Todos los personajes de Night in the Woods, especialmente Mae, aparecen dibujados con notable profundidad. Todos tienen un backstory, una personalidad propia que se va desplegando poco a poco y unas implicaciones morales que resuenan en los temas centrales de la obra. Son, en definitiva, personajes tridimensionales a los que no se tarda en comprender, con los que se empatiza con facilidad. Por eso cuando la trama empieza a tomar otros derroteros (hacia una historia de misterio con toques sobrenaturales) nunca abandonamos el terreno de lo cotidiano, lo que crea una mezcla perfecta de costumbrismo y onirismo.
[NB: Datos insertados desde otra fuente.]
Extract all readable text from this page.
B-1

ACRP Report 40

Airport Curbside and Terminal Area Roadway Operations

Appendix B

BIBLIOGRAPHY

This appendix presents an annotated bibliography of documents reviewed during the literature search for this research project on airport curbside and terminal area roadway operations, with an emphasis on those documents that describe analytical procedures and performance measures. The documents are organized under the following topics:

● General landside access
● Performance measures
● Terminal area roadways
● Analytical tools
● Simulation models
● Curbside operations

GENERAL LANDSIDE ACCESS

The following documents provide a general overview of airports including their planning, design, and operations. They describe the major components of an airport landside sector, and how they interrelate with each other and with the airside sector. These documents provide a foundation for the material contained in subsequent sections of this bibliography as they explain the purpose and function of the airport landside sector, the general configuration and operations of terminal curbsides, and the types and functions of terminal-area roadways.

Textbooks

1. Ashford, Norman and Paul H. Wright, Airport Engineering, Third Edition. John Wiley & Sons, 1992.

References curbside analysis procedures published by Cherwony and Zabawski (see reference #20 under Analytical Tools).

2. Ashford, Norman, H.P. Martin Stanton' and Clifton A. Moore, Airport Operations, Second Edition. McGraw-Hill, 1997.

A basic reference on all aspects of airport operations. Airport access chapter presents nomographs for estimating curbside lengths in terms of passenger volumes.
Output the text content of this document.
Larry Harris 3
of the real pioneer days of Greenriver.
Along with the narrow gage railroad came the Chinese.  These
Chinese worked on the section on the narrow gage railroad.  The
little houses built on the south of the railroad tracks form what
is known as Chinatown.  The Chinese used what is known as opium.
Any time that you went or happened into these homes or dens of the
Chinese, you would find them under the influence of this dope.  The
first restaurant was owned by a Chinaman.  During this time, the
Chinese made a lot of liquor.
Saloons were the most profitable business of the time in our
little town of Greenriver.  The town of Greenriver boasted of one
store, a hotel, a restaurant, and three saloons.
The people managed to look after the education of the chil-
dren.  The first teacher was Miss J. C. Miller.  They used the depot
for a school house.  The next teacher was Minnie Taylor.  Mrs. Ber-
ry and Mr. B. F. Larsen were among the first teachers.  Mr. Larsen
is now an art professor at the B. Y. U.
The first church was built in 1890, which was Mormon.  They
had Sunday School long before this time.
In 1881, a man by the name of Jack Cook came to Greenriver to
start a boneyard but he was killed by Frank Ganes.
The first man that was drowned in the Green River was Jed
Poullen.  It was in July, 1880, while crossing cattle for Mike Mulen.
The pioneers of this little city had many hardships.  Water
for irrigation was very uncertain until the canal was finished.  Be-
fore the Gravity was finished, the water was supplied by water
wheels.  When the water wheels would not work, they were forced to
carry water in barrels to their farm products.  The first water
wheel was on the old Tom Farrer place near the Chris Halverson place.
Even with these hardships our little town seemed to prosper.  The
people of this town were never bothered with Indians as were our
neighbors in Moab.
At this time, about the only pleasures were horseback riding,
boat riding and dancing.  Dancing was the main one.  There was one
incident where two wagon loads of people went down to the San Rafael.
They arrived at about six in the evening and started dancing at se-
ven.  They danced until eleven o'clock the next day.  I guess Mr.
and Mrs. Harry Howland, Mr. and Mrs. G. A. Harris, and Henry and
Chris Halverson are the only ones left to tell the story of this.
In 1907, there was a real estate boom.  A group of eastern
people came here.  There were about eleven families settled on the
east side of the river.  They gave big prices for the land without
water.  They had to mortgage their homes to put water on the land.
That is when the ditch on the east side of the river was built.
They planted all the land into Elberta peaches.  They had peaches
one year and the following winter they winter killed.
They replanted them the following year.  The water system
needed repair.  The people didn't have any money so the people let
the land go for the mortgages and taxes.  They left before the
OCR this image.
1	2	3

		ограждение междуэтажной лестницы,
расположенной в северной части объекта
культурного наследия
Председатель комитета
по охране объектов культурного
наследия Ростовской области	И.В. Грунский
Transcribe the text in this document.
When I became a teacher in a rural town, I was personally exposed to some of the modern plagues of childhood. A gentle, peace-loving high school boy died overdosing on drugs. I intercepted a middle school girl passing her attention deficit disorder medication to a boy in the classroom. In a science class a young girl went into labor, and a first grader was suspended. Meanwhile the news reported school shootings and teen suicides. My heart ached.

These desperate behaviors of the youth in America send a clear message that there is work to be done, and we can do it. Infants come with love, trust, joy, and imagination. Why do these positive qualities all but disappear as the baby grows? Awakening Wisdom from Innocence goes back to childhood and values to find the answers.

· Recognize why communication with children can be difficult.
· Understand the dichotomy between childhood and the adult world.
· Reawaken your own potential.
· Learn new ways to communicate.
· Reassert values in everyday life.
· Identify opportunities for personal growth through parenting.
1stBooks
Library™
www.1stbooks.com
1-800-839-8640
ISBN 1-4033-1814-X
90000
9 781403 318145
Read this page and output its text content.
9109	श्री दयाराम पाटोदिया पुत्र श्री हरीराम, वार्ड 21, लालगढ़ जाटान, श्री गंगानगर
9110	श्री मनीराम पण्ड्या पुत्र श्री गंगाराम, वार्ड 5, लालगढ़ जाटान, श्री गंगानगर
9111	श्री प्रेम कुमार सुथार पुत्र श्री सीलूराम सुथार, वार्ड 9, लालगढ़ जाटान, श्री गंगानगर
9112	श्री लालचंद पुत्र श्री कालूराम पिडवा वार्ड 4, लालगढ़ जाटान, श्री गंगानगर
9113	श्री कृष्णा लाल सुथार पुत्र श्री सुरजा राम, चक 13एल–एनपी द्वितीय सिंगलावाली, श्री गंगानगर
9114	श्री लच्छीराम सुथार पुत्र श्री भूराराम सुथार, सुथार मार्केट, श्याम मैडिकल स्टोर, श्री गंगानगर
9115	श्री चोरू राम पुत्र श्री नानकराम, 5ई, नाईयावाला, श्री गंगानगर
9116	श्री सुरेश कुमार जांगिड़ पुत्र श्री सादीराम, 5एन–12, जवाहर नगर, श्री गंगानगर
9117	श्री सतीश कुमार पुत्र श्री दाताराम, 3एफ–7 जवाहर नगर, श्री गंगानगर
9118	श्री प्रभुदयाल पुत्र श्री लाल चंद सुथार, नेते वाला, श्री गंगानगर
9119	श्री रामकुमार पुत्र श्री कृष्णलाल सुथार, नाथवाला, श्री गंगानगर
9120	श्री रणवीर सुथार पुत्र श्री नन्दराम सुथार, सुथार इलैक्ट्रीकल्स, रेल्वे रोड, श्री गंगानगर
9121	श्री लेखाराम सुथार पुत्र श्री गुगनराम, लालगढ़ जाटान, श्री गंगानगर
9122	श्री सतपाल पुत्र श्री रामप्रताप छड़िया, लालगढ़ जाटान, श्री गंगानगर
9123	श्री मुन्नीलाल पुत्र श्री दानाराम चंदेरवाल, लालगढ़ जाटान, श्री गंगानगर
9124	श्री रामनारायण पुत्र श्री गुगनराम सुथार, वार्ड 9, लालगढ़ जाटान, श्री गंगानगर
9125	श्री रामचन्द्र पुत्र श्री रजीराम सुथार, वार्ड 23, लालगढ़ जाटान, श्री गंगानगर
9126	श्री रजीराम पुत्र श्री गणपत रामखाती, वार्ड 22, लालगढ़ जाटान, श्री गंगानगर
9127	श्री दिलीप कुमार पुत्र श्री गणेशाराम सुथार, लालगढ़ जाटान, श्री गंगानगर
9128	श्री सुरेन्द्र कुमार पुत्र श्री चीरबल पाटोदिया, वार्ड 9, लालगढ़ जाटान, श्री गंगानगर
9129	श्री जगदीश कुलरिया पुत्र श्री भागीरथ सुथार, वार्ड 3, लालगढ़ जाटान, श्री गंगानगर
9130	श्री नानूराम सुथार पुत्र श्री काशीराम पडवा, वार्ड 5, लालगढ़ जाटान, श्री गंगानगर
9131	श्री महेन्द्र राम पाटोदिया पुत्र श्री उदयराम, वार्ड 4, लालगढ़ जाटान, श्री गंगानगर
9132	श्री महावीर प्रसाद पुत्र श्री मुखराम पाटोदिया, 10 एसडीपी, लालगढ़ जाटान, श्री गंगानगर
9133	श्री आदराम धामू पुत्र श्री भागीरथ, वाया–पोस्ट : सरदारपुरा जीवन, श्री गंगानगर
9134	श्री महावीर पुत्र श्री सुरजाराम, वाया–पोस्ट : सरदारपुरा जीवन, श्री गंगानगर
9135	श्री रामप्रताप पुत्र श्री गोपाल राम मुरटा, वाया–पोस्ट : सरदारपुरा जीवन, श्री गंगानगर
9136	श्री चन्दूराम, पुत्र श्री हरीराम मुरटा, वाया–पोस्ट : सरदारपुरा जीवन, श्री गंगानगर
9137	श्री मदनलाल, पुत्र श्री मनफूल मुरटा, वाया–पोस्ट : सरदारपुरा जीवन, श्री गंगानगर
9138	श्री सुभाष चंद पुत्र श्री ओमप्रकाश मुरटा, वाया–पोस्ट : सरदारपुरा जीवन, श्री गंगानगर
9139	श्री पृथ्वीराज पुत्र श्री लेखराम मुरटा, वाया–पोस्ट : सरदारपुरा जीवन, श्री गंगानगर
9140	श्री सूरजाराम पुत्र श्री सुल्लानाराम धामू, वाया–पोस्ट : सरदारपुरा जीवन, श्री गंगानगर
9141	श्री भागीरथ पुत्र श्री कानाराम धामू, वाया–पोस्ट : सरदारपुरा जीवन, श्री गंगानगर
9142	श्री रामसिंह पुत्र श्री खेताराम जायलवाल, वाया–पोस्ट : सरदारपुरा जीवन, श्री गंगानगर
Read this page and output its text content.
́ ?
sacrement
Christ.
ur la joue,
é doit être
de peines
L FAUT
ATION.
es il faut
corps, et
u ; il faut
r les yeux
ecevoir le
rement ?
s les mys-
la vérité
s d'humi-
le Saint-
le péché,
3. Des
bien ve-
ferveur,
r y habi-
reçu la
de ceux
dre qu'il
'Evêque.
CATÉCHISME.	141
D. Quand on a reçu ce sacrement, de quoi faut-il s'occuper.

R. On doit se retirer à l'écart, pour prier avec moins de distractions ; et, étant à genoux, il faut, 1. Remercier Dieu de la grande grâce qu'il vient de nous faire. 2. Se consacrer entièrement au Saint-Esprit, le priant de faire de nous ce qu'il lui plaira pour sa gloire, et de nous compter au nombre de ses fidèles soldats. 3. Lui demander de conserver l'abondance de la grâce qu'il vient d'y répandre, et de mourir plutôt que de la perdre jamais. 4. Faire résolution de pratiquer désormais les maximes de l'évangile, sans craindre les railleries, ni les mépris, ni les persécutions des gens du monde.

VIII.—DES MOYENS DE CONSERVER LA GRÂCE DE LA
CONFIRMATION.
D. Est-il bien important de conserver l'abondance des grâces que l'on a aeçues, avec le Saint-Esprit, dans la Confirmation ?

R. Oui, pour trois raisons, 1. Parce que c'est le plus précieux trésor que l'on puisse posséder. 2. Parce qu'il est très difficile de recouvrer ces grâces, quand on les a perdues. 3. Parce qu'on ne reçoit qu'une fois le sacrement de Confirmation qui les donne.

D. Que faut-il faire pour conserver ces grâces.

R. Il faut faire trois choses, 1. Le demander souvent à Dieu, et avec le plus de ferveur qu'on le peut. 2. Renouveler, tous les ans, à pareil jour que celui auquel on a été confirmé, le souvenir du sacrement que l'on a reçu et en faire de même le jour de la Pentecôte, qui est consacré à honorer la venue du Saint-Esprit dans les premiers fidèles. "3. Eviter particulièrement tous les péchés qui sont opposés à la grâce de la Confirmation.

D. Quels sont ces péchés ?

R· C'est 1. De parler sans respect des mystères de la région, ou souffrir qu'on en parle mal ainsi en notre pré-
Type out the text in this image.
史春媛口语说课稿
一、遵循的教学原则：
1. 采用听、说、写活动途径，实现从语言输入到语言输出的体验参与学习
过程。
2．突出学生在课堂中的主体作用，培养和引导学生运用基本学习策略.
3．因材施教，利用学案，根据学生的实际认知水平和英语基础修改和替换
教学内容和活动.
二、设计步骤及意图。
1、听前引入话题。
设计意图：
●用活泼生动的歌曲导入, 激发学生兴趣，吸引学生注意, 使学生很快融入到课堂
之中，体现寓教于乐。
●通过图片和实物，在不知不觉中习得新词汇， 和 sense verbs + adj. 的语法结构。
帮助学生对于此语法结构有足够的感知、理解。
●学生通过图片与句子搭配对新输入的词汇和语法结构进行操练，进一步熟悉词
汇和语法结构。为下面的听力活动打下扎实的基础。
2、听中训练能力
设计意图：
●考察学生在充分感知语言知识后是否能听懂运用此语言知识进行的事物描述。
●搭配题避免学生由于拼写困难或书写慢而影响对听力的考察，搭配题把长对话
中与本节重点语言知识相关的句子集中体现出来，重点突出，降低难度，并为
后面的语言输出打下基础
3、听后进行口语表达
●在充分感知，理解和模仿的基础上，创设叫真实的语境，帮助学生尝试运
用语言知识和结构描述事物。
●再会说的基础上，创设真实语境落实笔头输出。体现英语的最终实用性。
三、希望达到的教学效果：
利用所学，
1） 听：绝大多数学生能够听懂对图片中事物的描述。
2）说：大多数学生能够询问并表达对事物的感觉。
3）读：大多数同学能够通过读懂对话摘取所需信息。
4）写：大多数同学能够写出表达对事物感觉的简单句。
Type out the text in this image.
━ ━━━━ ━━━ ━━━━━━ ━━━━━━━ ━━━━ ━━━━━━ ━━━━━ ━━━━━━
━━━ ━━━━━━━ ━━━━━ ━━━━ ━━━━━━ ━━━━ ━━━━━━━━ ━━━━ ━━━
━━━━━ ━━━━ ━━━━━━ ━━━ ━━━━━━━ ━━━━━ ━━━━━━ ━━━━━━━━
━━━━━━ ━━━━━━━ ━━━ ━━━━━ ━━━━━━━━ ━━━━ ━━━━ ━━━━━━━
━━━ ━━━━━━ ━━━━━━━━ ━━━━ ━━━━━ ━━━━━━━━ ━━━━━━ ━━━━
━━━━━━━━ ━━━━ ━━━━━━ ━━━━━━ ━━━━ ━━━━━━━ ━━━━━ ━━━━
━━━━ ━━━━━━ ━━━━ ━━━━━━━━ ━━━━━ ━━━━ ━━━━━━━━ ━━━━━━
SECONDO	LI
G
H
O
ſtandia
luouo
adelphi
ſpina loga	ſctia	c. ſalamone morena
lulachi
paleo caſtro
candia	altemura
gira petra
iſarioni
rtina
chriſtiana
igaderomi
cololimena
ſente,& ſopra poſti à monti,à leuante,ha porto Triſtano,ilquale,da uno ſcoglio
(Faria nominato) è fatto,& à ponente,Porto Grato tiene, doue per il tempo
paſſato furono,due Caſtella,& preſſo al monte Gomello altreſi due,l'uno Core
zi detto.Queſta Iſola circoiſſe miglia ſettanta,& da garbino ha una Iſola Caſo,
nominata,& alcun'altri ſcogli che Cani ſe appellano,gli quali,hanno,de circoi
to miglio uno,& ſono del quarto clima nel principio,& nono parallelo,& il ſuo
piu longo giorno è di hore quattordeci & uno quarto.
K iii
Todo, respirando a su propio ritmo y con su propia personalidad jugable: no hay mucho que hacer en Night in the Woods más allá de ir paseándose por el pueblo, hablando con los personajes, explorando vidas y circunstancias ajenas. El gameplay aglutina aventura conversacional, algunos puzzles, minijuegos ocasionales y un poco de plataformeo sencillo. Pero obviamente las aspiraciones son distintas. Porque este es un juego profundo, íntimo, muy bien escrito -ojo a unos diálogos cargados de ironía-. Y obviamente increíblemente bien ejecutado, pese a unas limitaciones técnicas (seguimos hablando de un indie) que sabe invisibilizar a golpe de genio artístico. Es una propuesta manufacturada con mimo y detalle, no sólo un juego tremendamente cool y entrañable en su propuesta 2D de colores brillantes y formas cartoon, sino también una experiencia audiovisual formalmente exquisita, donde brillan especialmente las escapadas al bosque y unos pasajes oníricos en los que suceden pequeños y arrebatadores momentos de magia.

Precioso, en fin. Videojuegos así son los que hacen del panorama indie un lugar muy, muy bonito en el que quedarse a vivir.